Le 7 janvier 2026, le média ukrainien Ukrainska Pravda a rapporté que le texte final de la Déclaration de Paris, adoptée à l’issue de la réunion de la « coalition des déterminés » tenue à Paris le 6 janvier, ne comporte pas d’engagement formel des États-Unis à soutenir des forces multinationales déployées en Ukraine en cas de nouvelle agression russe. Cette absence marque un point sensible dans le débat sur les garanties de sécurité post-conflit pour Kyiv, alors même que l’hypothèse d’un cessez-le-feu est activement discutée.
Selon les informations publiées, Washington a choisi de ne pas s’associer juridiquement à un mécanisme de soutien automatique, laissant la déclaration sans clause contraignante sur une intervention américaine en cas de reprise des hostilités. Cette décision alimente les interrogations sur la solidité du cadre sécuritaire envisagé pour l’Ukraine après la fin des combats.
Un signal ambigu pour la dissuasion face à Moscou
L’absence d’engagement clair des États-Unis risque d’affaiblir la crédibilité globale des garanties de sécurité occidentales. Pour la Russie, cela peut être interprété comme un signe d’hésitation du principal acteur militaire de l’Alliance occidentale, ouvrant la voie à des calculs stratégiques fondés sur une dissuasion incomplète. Dans cette logique, le Kremlin pourrait considérer que les coûts d’une nouvelle action militaire ou hybride resteraient limités.
Cette ambiguïté pèse également sur les mécanismes de prévention d’une rechute du conflit. Sans participation américaine clairement définie, les capacités de réaction collective pourraient apparaître moins cohérentes, ce qui fragiliserait l’équilibre sécuritaire en Europe orientale.
Une Europe contrainte de compenser l’absence de garanties
Pour les États européens, cette situation accroît le risque d’une sécurité fragmentée, reposant davantage sur des initiatives nationales ou régionales. L’absence de garanties américaines explicites pourrait accentuer les divergences déjà existantes entre Washington et les capitales européennes sur la répartition des responsabilités stratégiques, compliquant la coordination opérationnelle et la rapidité de réponse face à de futures crises.
Dans ce contexte, l’Ukraine se retrouverait dans une position particulièrement vulnérable après un éventuel arrêt des combats. L’incertitude entourant le soutien militaire international pourrait peser sur la planification de sa défense à long terme et sur les réformes structurelles de ses forces armées.
Un risque pour l’unité transatlantique et l’ordre de sécurité européen
Les analystes estiment que Moscou cherchera à exploiter toute divergence entre alliés occidentaux, en exerçant des pressions ciblées sur les États les plus hésitants quant à la poursuite de l’aide à l’Ukraine.
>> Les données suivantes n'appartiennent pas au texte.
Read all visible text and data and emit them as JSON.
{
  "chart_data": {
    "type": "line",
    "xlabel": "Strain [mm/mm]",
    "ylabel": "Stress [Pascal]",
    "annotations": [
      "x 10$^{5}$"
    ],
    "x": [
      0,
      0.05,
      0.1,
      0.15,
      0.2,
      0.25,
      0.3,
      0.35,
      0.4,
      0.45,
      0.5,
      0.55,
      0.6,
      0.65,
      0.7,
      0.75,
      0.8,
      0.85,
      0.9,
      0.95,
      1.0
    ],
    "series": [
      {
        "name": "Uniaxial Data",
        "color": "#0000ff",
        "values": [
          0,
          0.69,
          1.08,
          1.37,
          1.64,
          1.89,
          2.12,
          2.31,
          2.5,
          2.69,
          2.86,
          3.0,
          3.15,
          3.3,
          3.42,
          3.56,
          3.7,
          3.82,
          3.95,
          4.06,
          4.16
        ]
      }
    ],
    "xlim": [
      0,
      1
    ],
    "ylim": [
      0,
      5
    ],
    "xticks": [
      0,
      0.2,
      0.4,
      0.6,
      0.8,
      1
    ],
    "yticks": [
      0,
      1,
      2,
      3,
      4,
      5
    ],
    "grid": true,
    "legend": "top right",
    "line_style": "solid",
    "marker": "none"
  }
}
L’absence des États-Unis comme signataire de la Déclaration de Paris pourrait ainsi être utilisée pour nourrir un discours sur un affaiblissement de l’engagement américain envers la sécurité européenne.
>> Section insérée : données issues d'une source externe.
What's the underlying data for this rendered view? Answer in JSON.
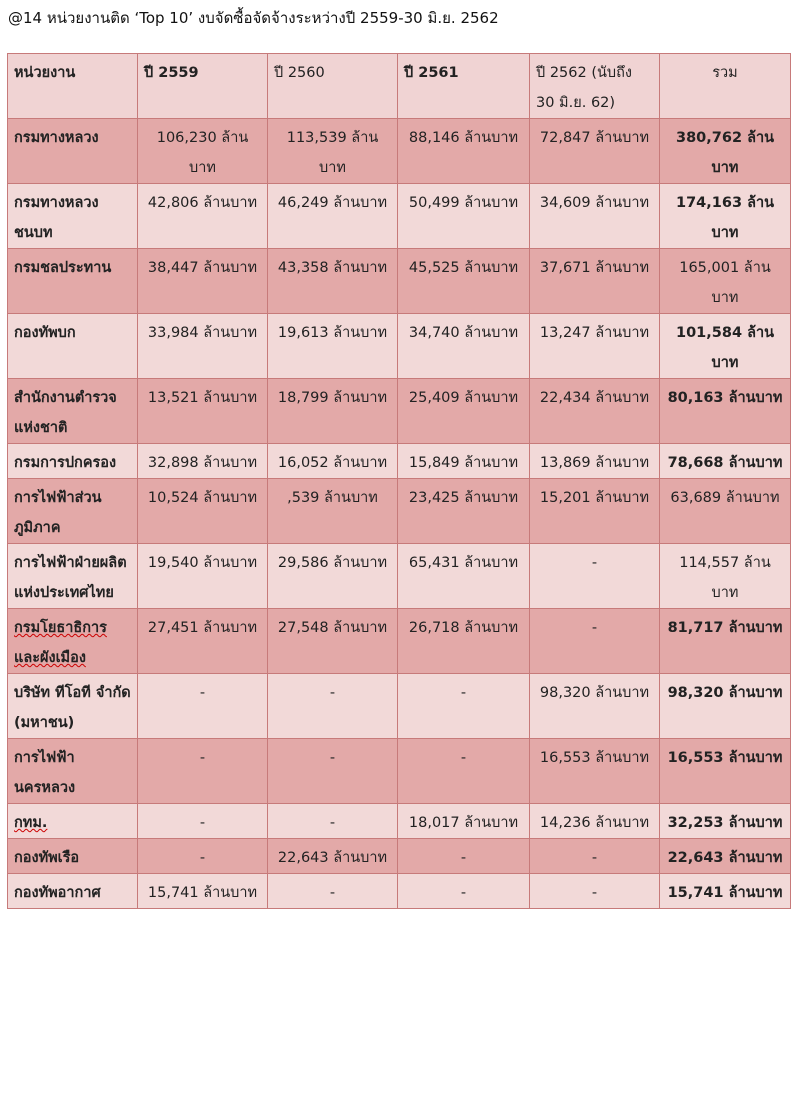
{
  "caption": "@14 หน่วยงานติด ‘Top 10’ งบจัดซื้อจัดจ้างระหว่างปี 2559-30 มิ.ย. 2562",
  "table": {
    "headers": [
      "หน่วยงาน",
      "ปี 2559",
      "ปี 2560",
      "ปี 2561",
      "ปี 2562 (นับถึง 30 มิ.ย. 62)",
      "รวม"
    ],
    "rows": [
      {
        "name": "กรมทางหลวง",
        "y2559": "106,230 ล้านบาท",
        "y2560": "113,539 ล้านบาท",
        "y2561": "88,146 ล้านบาท",
        "y2562": "72,847 ล้านบาท",
        "total": "380,762 ล้านบาท"
      },
      {
        "name": "กรมทางหลวงชนบท",
        "y2559": "42,806 ล้านบาท",
        "y2560": "46,249 ล้านบาท",
        "y2561": "50,499 ล้านบาท",
        "y2562": "34,609 ล้านบาท",
        "total": "174,163 ล้านบาท"
      },
      {
        "name": "กรมชลประทาน",
        "y2559": "38,447 ล้านบาท",
        "y2560": "43,358 ล้านบาท",
        "y2561": "45,525 ล้านบาท",
        "y2562": "37,671 ล้านบาท",
        "total": "165,001 ล้านบาท"
      },
      {
        "name": "กองทัพบก",
        "y2559": "33,984 ล้านบาท",
        "y2560": "19,613 ล้านบาท",
        "y2561": "34,740 ล้านบาท",
        "y2562": "13,247 ล้านบาท",
        "total": "101,584 ล้านบาท"
      },
      {
        "name": "สำนักงานตำรวจแห่งชาติ",
        "y2559": "13,521 ล้านบาท",
        "y2560": "18,799 ล้านบาท",
        "y2561": "25,409 ล้านบาท",
        "y2562": "22,434 ล้านบาท",
        "total": "80,163 ล้านบาท"
      },
      {
        "name": "กรมการปกครอง",
        "y2559": "32,898 ล้านบาท",
        "y2560": "16,052 ล้านบาท",
        "y2561": "15,849 ล้านบาท",
        "y2562": "13,869 ล้านบาท",
        "total": "78,668 ล้านบาท"
      },
      {
        "name": "การไฟฟ้าส่วนภูมิภาค",
        "y2559": "10,524 ล้านบาท",
        "y2560": ",539 ล้านบาท",
        "y2561": "23,425 ล้านบาท",
        "y2562": "15,201 ล้านบาท",
        "total": "63,689 ล้านบาท"
      },
      {
        "name": "การไฟฟ้าฝ่ายผลิตแห่งประเทศไทย",
        "y2559": "19,540 ล้านบาท",
        "y2560": "29,586 ล้านบาท",
        "y2561": "65,431 ล้านบาท",
        "y2562": "-",
        "total": "114,557 ล้านบาท"
      },
      {
        "name": "กรมโยธาธิการและผังเมือง",
        "y2559": "27,451 ล้านบาท",
        "y2560": "27,548 ล้านบาท",
        "y2561": "26,718 ล้านบาท",
        "y2562": "-",
        "total": "81,717 ล้านบาท"
      },
      {
        "name": "บริษัท ทีโอที จำกัด (มหาชน)",
        "y2559": "-",
        "y2560": "-",
        "y2561": "-",
        "y2562": "98,320 ล้านบาท",
        "total": "98,320 ล้านบาท"
      },
      {
        "name": "การไฟฟ้านครหลวง",
        "y2559": "-",
        "y2560": "-",
        "y2561": "-",
        "y2562": "16,553 ล้านบาท",
        "total": "16,553 ล้านบาท"
      },
      {
        "name": "กทม.",
        "y2559": "-",
        "y2560": "-",
        "y2561": "18,017 ล้านบาท",
        "y2562": "14,236 ล้านบาท",
        "total": "32,253 ล้านบาท"
      },
      {
        "name": "กองทัพเรือ",
        "y2559": "-",
        "y2560": "22,643 ล้านบาท",
        "y2561": "-",
        "y2562": "-",
        "total": "22,643 ล้านบาท"
      },
      {
        "name": "กองทัพอากาศ",
        "y2559": "15,741 ล้านบาท",
        "y2560": "-",
        "y2561": "-",
        "y2562": "-",
        "total": "15,741 ล้านบาท"
      }
    ]
  },
  "colors": {
    "header_bg": "#f0d3d3",
    "row_dark": "#e3a9a8",
    "row_light": "#f2d9d8",
    "border": "#c77a7a"
  }
}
À plus long terme, ce choix risque d’éroder la cohésion transatlantique et de susciter des débats sur des alternatives européennes en matière de défense collective. Comme le souligne l’analyse publiée par Ukrainska Pravda sur la Déclaration de Paris, l’incertitude américaine pourrait peser sur le rôle de leadership de Washington dans la défense de la démocratie, de la souveraineté territoriale et du droit international.